How could both parties appeal to free speech – and only free speech — in defense of their respective views? Those who opposed the speaker’s visit saw free speech as a goal, a goal which would not be advanced and might well be hindered by a speaker who spoke against it. Those who supported the speaker’s visit saw free speech as a matter of principle, imposing a side-constraint on our conduct. In the view of the former, what is desired is that free speech flourish, and to that end it might occasionally be necessary to squelch (what would otherwise be) free speech. In the view of the latter (those who supported the speaker’s visit), free speech is a value not in the sense of a goal to be promoted, but a value never to be violated. It would be a violation of free speech to prevent a speaker from speaking on the ground that his or her views were considered noxious, outrageous, or dangerous. That allowing the speaker to speak might undermine the cause of free speech by winning over some impressionable college students to the speaker’s side is irrelevant, in the supporters’ view. Those who opposed the speaker’s campus visit viewed free speech as a goal to be promoted or advanced. Those who opposed the attempt to uninvite the speaker saw free speech as a matter of principle: as constituting a side-constraint on our conduct. Side-constraints work this way: they tell us that no matter how worthwhile the goal, there are things which we may not do even if they are crucial for that goal.”

This is, I think, the same sort of puzzle. Can we restrict speech to maintain more freedom of speech? Can states force decisions on local governments, to stop them forcing decisions on others? And if Marcia Baron is right, the question we need to answer is does subsidiarity work like a side-constraint, or like a goal to be promoted? If it is a goal to be promoted, then these state policies might make sense.
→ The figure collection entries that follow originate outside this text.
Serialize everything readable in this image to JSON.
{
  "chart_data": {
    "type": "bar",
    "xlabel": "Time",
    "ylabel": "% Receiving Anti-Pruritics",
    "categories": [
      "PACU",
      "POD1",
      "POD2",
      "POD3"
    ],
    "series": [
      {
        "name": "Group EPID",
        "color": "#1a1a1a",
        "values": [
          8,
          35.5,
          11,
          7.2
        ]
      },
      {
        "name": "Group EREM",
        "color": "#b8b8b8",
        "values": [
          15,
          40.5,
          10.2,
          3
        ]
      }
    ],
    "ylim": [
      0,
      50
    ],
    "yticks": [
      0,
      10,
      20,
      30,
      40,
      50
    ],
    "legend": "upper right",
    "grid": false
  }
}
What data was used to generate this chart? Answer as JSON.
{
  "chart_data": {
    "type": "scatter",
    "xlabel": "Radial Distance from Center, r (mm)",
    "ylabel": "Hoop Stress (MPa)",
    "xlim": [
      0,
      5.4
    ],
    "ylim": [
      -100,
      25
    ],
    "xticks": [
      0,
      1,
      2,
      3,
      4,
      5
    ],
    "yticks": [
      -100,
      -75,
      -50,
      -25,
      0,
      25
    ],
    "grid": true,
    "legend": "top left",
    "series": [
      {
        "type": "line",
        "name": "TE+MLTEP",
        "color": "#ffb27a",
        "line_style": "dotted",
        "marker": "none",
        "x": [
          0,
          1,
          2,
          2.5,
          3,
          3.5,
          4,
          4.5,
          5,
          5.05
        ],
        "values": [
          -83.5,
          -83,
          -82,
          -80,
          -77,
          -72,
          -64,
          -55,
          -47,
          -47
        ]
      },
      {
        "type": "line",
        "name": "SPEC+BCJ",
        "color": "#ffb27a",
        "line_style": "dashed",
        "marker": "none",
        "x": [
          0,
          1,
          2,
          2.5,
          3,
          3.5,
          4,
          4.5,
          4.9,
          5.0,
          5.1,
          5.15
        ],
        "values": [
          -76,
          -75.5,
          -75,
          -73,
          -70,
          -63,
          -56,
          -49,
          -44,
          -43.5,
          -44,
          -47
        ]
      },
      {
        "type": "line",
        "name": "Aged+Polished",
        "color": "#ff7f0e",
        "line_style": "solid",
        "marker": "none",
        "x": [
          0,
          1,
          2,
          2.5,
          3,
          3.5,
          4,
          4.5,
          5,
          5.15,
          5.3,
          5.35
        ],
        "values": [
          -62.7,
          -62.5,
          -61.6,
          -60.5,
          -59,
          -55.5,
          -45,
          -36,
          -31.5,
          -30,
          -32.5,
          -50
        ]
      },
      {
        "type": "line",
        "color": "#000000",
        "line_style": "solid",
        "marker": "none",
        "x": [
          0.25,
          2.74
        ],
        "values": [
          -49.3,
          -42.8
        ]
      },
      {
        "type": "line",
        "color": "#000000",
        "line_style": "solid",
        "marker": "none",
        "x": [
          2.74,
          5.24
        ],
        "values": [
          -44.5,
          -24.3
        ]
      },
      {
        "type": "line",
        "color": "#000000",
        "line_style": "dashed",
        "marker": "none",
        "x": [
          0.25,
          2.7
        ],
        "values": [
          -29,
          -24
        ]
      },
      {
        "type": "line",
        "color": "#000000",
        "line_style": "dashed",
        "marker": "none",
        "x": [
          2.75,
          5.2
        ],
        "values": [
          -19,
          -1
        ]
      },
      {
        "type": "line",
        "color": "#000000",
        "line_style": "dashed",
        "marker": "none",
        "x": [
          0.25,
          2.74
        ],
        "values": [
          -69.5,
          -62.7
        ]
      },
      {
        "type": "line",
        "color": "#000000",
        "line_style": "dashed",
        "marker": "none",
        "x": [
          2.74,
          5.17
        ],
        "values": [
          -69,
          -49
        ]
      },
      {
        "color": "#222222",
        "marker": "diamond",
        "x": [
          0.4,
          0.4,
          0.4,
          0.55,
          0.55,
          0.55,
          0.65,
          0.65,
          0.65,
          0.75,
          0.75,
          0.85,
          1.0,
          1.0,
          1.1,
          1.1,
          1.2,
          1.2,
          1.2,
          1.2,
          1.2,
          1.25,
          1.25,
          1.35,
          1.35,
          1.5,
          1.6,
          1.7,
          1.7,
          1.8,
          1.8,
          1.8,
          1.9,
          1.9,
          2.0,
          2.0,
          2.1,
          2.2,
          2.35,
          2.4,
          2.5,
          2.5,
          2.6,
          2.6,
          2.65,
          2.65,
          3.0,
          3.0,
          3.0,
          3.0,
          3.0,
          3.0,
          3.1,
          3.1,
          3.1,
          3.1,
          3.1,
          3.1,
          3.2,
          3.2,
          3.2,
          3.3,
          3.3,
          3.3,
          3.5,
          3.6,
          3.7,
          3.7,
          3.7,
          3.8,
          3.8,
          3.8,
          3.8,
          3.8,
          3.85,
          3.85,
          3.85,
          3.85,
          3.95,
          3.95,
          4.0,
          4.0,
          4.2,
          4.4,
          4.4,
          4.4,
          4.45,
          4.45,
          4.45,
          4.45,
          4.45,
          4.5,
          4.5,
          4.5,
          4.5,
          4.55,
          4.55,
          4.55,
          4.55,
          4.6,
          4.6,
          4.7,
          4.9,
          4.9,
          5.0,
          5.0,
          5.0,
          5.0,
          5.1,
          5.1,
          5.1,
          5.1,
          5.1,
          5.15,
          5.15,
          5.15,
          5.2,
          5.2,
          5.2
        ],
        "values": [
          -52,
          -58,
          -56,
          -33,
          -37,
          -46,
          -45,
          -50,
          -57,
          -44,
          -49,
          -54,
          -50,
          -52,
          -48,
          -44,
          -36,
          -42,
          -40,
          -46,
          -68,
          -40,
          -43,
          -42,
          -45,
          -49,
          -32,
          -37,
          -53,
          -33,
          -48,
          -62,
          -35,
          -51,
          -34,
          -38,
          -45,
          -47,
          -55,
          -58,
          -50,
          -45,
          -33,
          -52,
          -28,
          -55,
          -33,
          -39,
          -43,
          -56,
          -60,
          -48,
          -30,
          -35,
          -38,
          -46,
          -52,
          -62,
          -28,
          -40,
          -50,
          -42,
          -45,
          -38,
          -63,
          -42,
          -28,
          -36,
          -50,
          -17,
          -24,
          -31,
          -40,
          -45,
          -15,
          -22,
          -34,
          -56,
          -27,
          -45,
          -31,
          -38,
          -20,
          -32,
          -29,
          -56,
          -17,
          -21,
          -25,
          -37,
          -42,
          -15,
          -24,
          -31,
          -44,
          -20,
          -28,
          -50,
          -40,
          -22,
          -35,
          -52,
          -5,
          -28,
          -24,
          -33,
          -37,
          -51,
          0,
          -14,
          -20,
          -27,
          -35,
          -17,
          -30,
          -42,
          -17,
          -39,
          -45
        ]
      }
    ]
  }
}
If it is instead supposed to act as a side-constraint these policies are problematic. How does one decide?

I don’t think there is any easy answer. Even if you look at one particular reason for accepting subsidiarity it can be tough to decide. Suppose you think that more local bodies are better able to make decisions for themselves. One the one hand, that might support allowing local governments to decide what is best for their specific conditions. But on the other hand, that might support letting each person decide for themselves whether or not they want to continue masking. And there is something to both these thoughts. Ideally, those who are vaccinated can mostly go without masks and those unvaccinated should continue wearing masks. So, ideally, people could make the best decision for themselves.

But then again, sometimes people make bad decisions and impose risks on others, and you might think that local authorities are in the best position to know how high the general risk is in a given local community.

In this particular context I’m inclined to think that local authorities should be empowered to make emergency decisions. I think the principle of subsidiarity means that states should not dictate what local governments can do.

But on the other hand, sometimes I support overarching restrictions. For instance, the Constitution is federal law that prevents states from imposing a religion on their citizens. I think the choice of religion should be up to individuals, and as such it is appropriate for the Supreme Court to impose on states a prohibition on compelling religious practice.

The puzzle persists, then, and there are no easy answers.